Friday, 11 September 2009

Judgey Judge

So I work in a little area called the "Square Mile" in London - renowned for the hundreds of banks that play with our money and law firms that bust them for doing so. This area is built on money... or the illusion/ mirage of money.

Anyone who knows me knows that my greatest attributes are lost working in the square mile at a stuffy law firm... but it pays the bills... so I hate that I love the square mile and I love to hate it!!!

This place is full of mostly suited men that on any random lunch time you can see becoming more red in the face and pOtted in the belly as they loiter laughing and shouting outside any one of the abundant bars/pubs in the area. I refer to them as "fat cats" and I pretty much think most of them are... hmmm... let me think... how would you say... oh i know... PATHETIC!

"Warning - sweeping comment follows"

I'm sure there are some good people working here but then there are so many bad ones driven by greed. Their greed crossed with society's acceptance and humouring of it contributed to the wonderful "Credit Crunch" of 2008 and then in close succession the "Recession" of 2009.

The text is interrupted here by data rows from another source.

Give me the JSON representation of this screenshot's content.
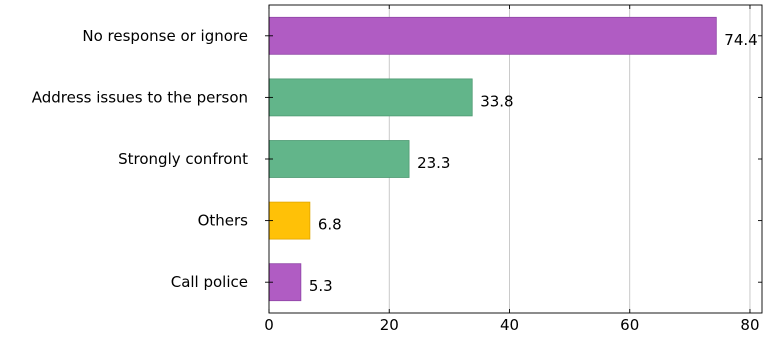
{
  "chart_data": {
    "type": "bar",
    "orientation": "horizontal",
    "categories": [
      "No response or ignore",
      "Address issues to the person",
      "Strongly confront",
      "Others",
      "Call police"
    ],
    "values": [
      74.4,
      33.8,
      23.3,
      6.8,
      5.3
    ],
    "data_labels": [
      "74.4",
      "33.8",
      "23.3",
      "6.8",
      "5.3"
    ],
    "bar_colors": [
      "#b05cc3",
      "#62b58a",
      "#62b58a",
      "#ffc107",
      "#b05cc3"
    ],
    "bar_edge_colors": [
      "#8e44a6",
      "#4e9a72",
      "#4e9a72",
      "#e0a600",
      "#8e44a6"
    ],
    "xlim": [
      0,
      82
    ],
    "xticks": [
      0,
      20,
      40,
      60,
      80
    ],
    "xtick_labels": [
      "0",
      "20",
      "40",
      "60",
      "80"
    ],
    "grid": "vertical",
    "title": "",
    "xlabel": "",
    "ylabel": ""
  }
}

I resent not only the greedy sods whose love of money has lead to our economic downturn but also working in such close proximity to them. As I go to work every day on the tube the carriage begins to fill with more and more suits and I mentally... and sometimes physically... scowl at them as they steal seats on benches that are clearly designed for 3 people to sit on... which they seem to think only cater for two fat cats at best... while us lovely ladies stand and fend off the pages of the broadsheet Financial Times that threaten to papercut us! "Insert huff and puff of frustration here"

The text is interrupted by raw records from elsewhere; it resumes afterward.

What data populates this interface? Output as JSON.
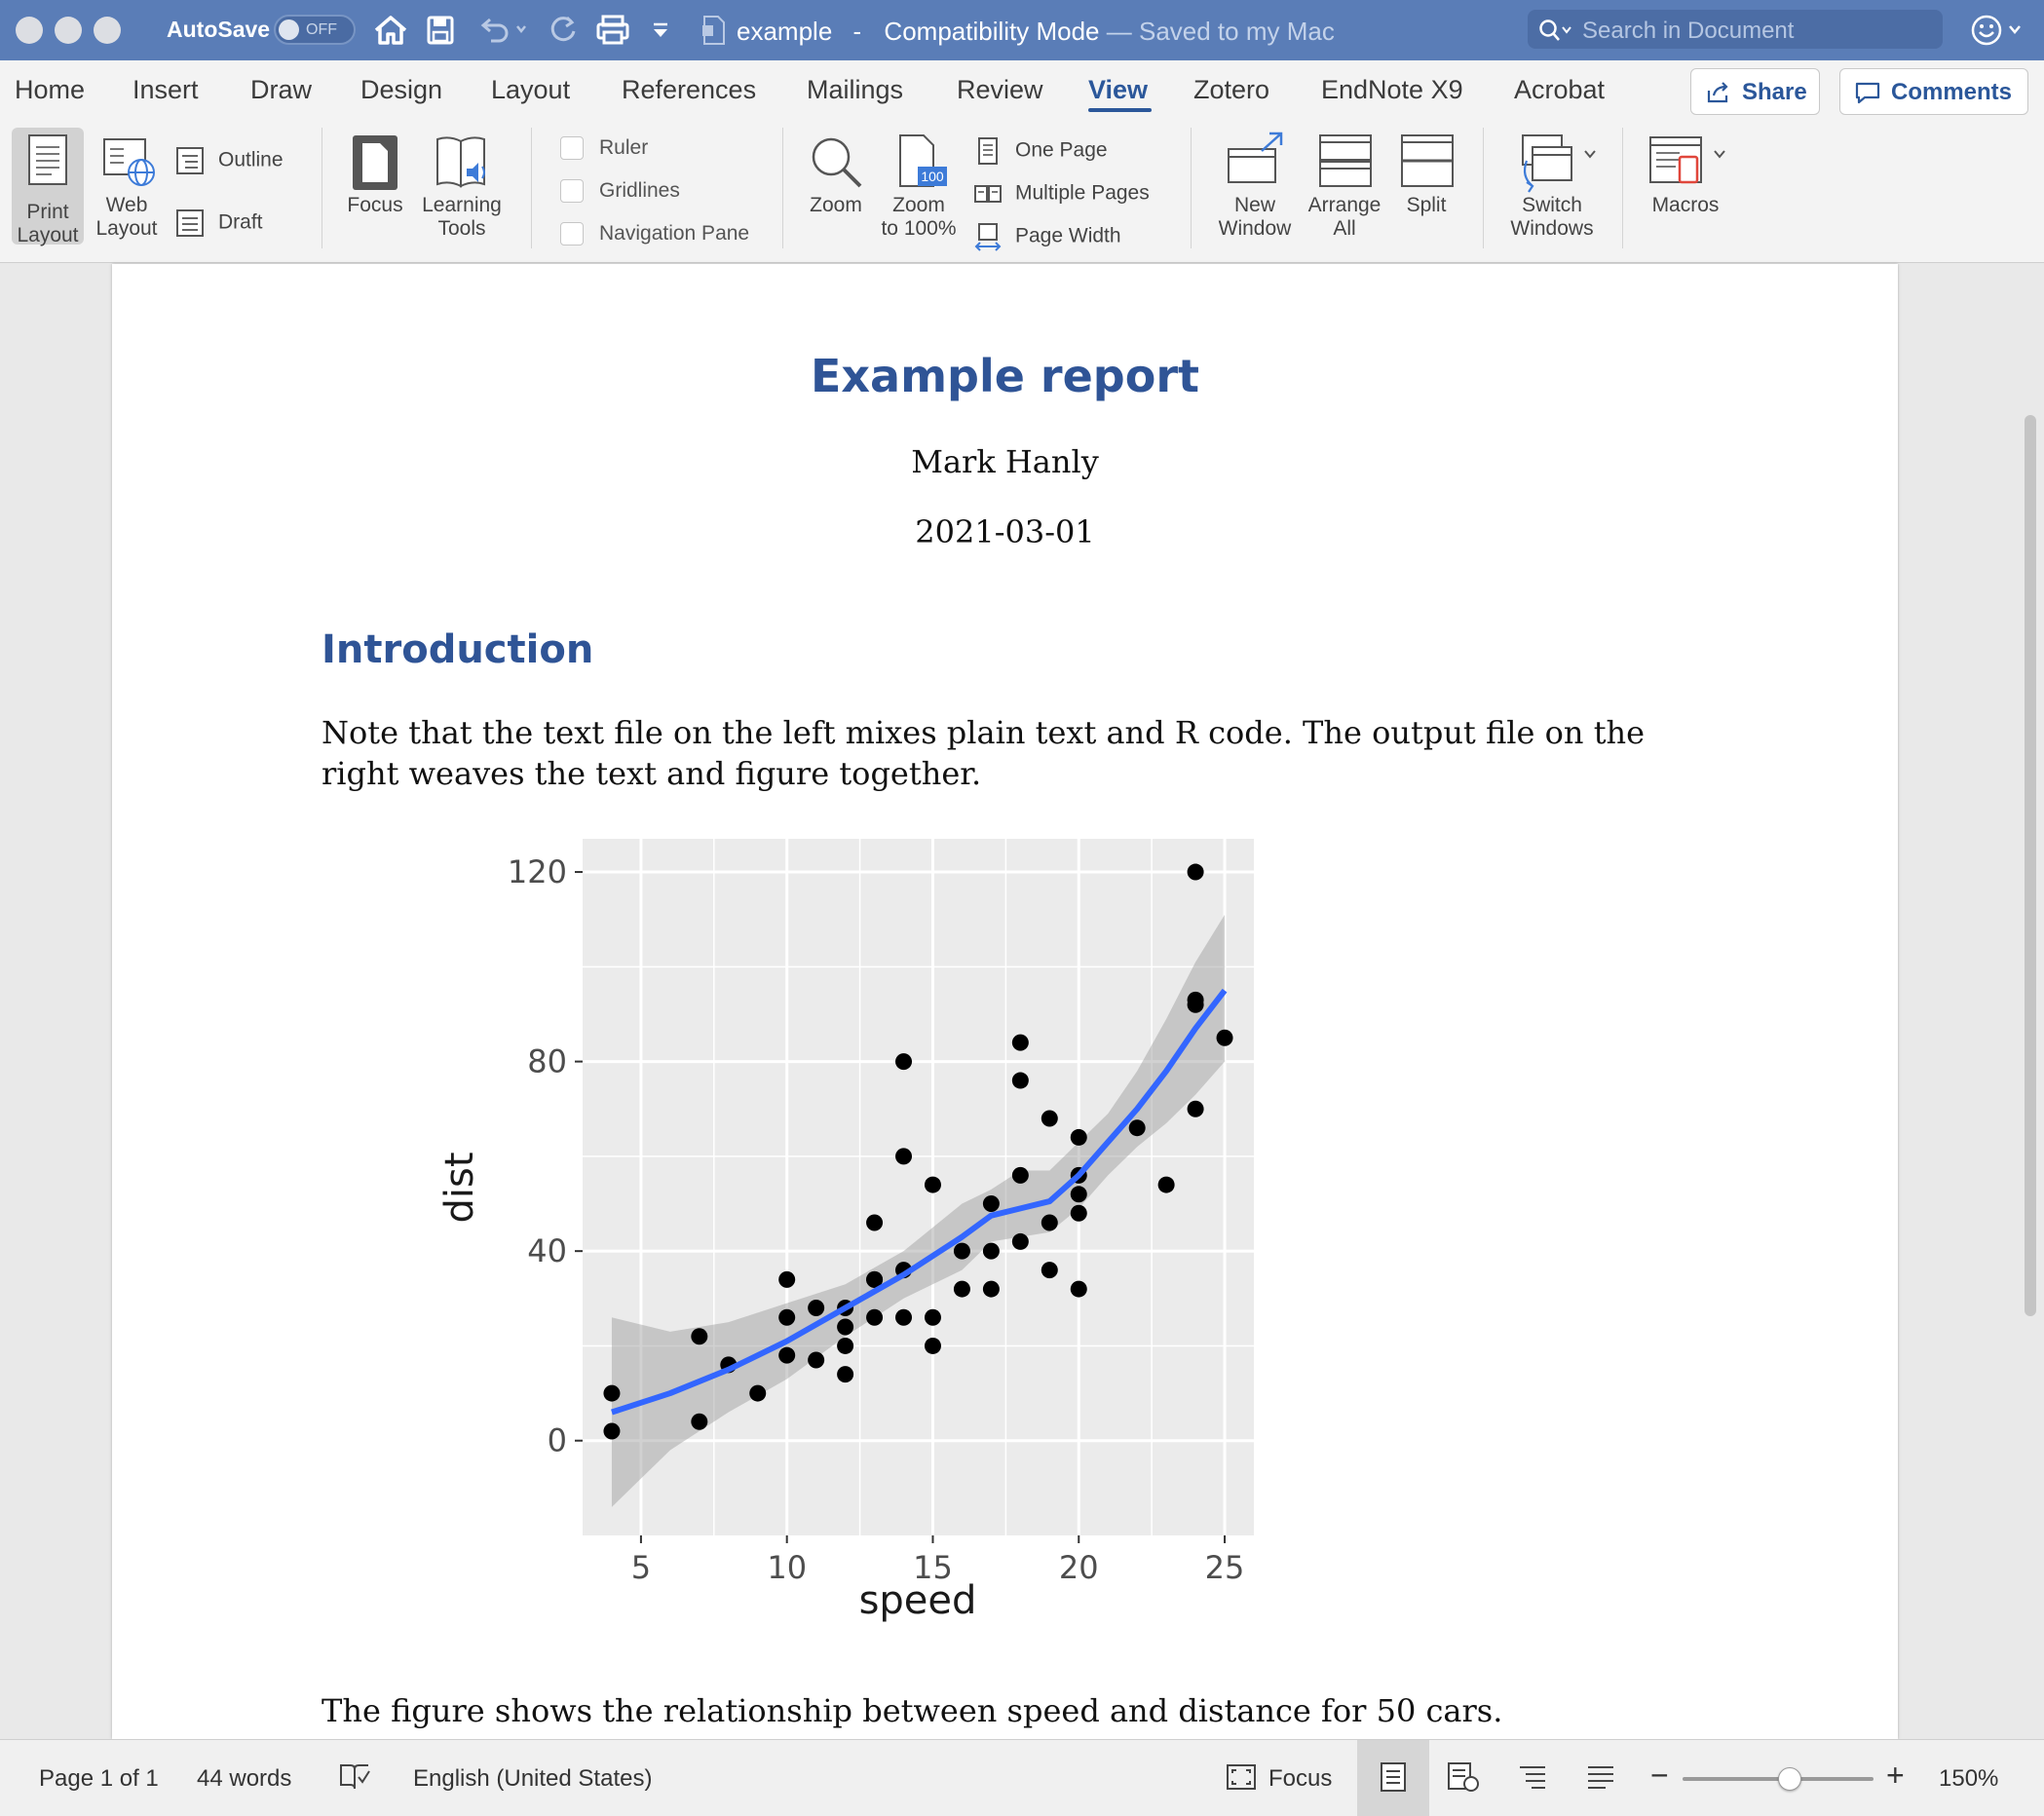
{
  "titlebar": {
    "autosave_label": "AutoSave",
    "autosave_state": "OFF",
    "doc_name": "example",
    "separator": "-",
    "mode": "Compatibility Mode",
    "saved_status": "— Saved to my Mac",
    "search_placeholder": "Search in Document"
  },
  "tabs": [
    {
      "label": "Home"
    },
    {
      "label": "Insert"
    },
    {
      "label": "Draw"
    },
    {
      "label": "Design"
    },
    {
      "label": "Layout"
    },
    {
      "label": "References"
    },
    {
      "label": "Mailings"
    },
    {
      "label": "Review"
    },
    {
      "label": "View",
      "active": true
    },
    {
      "label": "Zotero"
    },
    {
      "label": "EndNote X9"
    },
    {
      "label": "Acrobat"
    }
  ],
  "header_buttons": {
    "share": "Share",
    "comments": "Comments"
  },
  "ribbon": {
    "print_layout": [
      "Print",
      "Layout"
    ],
    "web_layout": [
      "Web",
      "Layout"
    ],
    "outline": "Outline",
    "draft": "Draft",
    "focus": "Focus",
    "learning_tools": [
      "Learning",
      "Tools"
    ],
    "ruler": "Ruler",
    "gridlines": "Gridlines",
    "navigation_pane": "Navigation Pane",
    "zoom": "Zoom",
    "zoom_100": [
      "Zoom",
      "to 100%"
    ],
    "zoom_100_badge": "100",
    "one_page": "One Page",
    "multiple_pages": "Multiple Pages",
    "page_width": "Page Width",
    "new_window": [
      "New",
      "Window"
    ],
    "arrange_all": [
      "Arrange",
      "All"
    ],
    "split": "Split",
    "switch_windows": [
      "Switch",
      "Windows"
    ],
    "macros": "Macros"
  },
  "document": {
    "title": "Example report",
    "author": "Mark Hanly",
    "date": "2021-03-01",
    "heading": "Introduction",
    "paragraph": "Note that the text file on the left mixes plain text and R code. The output file on the right weaves the text and figure together.",
    "caption": "The figure shows the relationship between speed and distance for 50 cars."
  },
  "chart_data": {
    "type": "scatter",
    "xlabel": "speed",
    "ylabel": "dist",
    "xlim": [
      3,
      26
    ],
    "ylim": [
      -20,
      127
    ],
    "xticks": [
      5,
      10,
      15,
      20,
      25
    ],
    "yticks": [
      0,
      40,
      80,
      120
    ],
    "grid": true,
    "points": [
      [
        4,
        2
      ],
      [
        4,
        10
      ],
      [
        7,
        4
      ],
      [
        7,
        22
      ],
      [
        8,
        16
      ],
      [
        9,
        10
      ],
      [
        10,
        18
      ],
      [
        10,
        26
      ],
      [
        10,
        34
      ],
      [
        11,
        17
      ],
      [
        11,
        28
      ],
      [
        12,
        14
      ],
      [
        12,
        20
      ],
      [
        12,
        24
      ],
      [
        12,
        28
      ],
      [
        13,
        26
      ],
      [
        13,
        34
      ],
      [
        13,
        34
      ],
      [
        13,
        46
      ],
      [
        14,
        26
      ],
      [
        14,
        36
      ],
      [
        14,
        60
      ],
      [
        14,
        80
      ],
      [
        15,
        20
      ],
      [
        15,
        26
      ],
      [
        15,
        54
      ],
      [
        16,
        32
      ],
      [
        16,
        40
      ],
      [
        17,
        32
      ],
      [
        17,
        40
      ],
      [
        17,
        50
      ],
      [
        18,
        42
      ],
      [
        18,
        56
      ],
      [
        18,
        76
      ],
      [
        18,
        84
      ],
      [
        19,
        36
      ],
      [
        19,
        46
      ],
      [
        19,
        68
      ],
      [
        20,
        32
      ],
      [
        20,
        48
      ],
      [
        20,
        52
      ],
      [
        20,
        56
      ],
      [
        20,
        64
      ],
      [
        22,
        66
      ],
      [
        23,
        54
      ],
      [
        24,
        70
      ],
      [
        24,
        92
      ],
      [
        24,
        93
      ],
      [
        24,
        120
      ],
      [
        25,
        85
      ]
    ],
    "smooth_fit": [
      [
        4,
        6
      ],
      [
        6,
        10
      ],
      [
        8,
        15
      ],
      [
        10,
        21
      ],
      [
        12,
        28
      ],
      [
        14,
        35
      ],
      [
        16,
        43
      ],
      [
        17,
        47.5
      ],
      [
        18,
        49
      ],
      [
        19,
        50.5
      ],
      [
        20,
        56
      ],
      [
        21,
        63
      ],
      [
        22,
        70
      ],
      [
        23,
        78
      ],
      [
        24,
        87
      ],
      [
        25,
        95
      ]
    ],
    "smooth_se": {
      "upper": [
        [
          4,
          26
        ],
        [
          6,
          23
        ],
        [
          8,
          25
        ],
        [
          10,
          29
        ],
        [
          12,
          33
        ],
        [
          14,
          40
        ],
        [
          16,
          50
        ],
        [
          17,
          53
        ],
        [
          18,
          57
        ],
        [
          19,
          57
        ],
        [
          20,
          63
        ],
        [
          21,
          69
        ],
        [
          22,
          78
        ],
        [
          23,
          89
        ],
        [
          24,
          101
        ],
        [
          25,
          111
        ]
      ],
      "lower": [
        [
          4,
          -14
        ],
        [
          6,
          -2
        ],
        [
          8,
          6
        ],
        [
          10,
          13
        ],
        [
          12,
          22
        ],
        [
          14,
          30
        ],
        [
          16,
          36
        ],
        [
          17,
          42
        ],
        [
          18,
          43
        ],
        [
          19,
          44
        ],
        [
          20,
          49
        ],
        [
          21,
          56
        ],
        [
          22,
          62
        ],
        [
          23,
          67
        ],
        [
          24,
          73
        ],
        [
          25,
          80
        ]
      ]
    },
    "colors": {
      "panel": "#ebebeb",
      "grid": "#ffffff",
      "point": "#000000",
      "line": "#3366ff",
      "ribbon": "#999999"
    }
  },
  "statusbar": {
    "page": "Page 1 of 1",
    "words": "44 words",
    "language": "English (United States)",
    "focus": "Focus",
    "zoom": "150%",
    "zoom_fraction": 0.56
  }
}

So yesterday I managed to get a seat and from my high horse I scowled as a fat cat stumbled onto the train nearly elbowing people in the head as he opened his Financial Times - I judged him. I moved my gaze along the carriage ready to take down my next victim with my piercing glare and there he was another suit, reading, except it wasn't the peachy pages of the Financial Times in his grasp... no no no... it was... brace yourself... Twilight!!!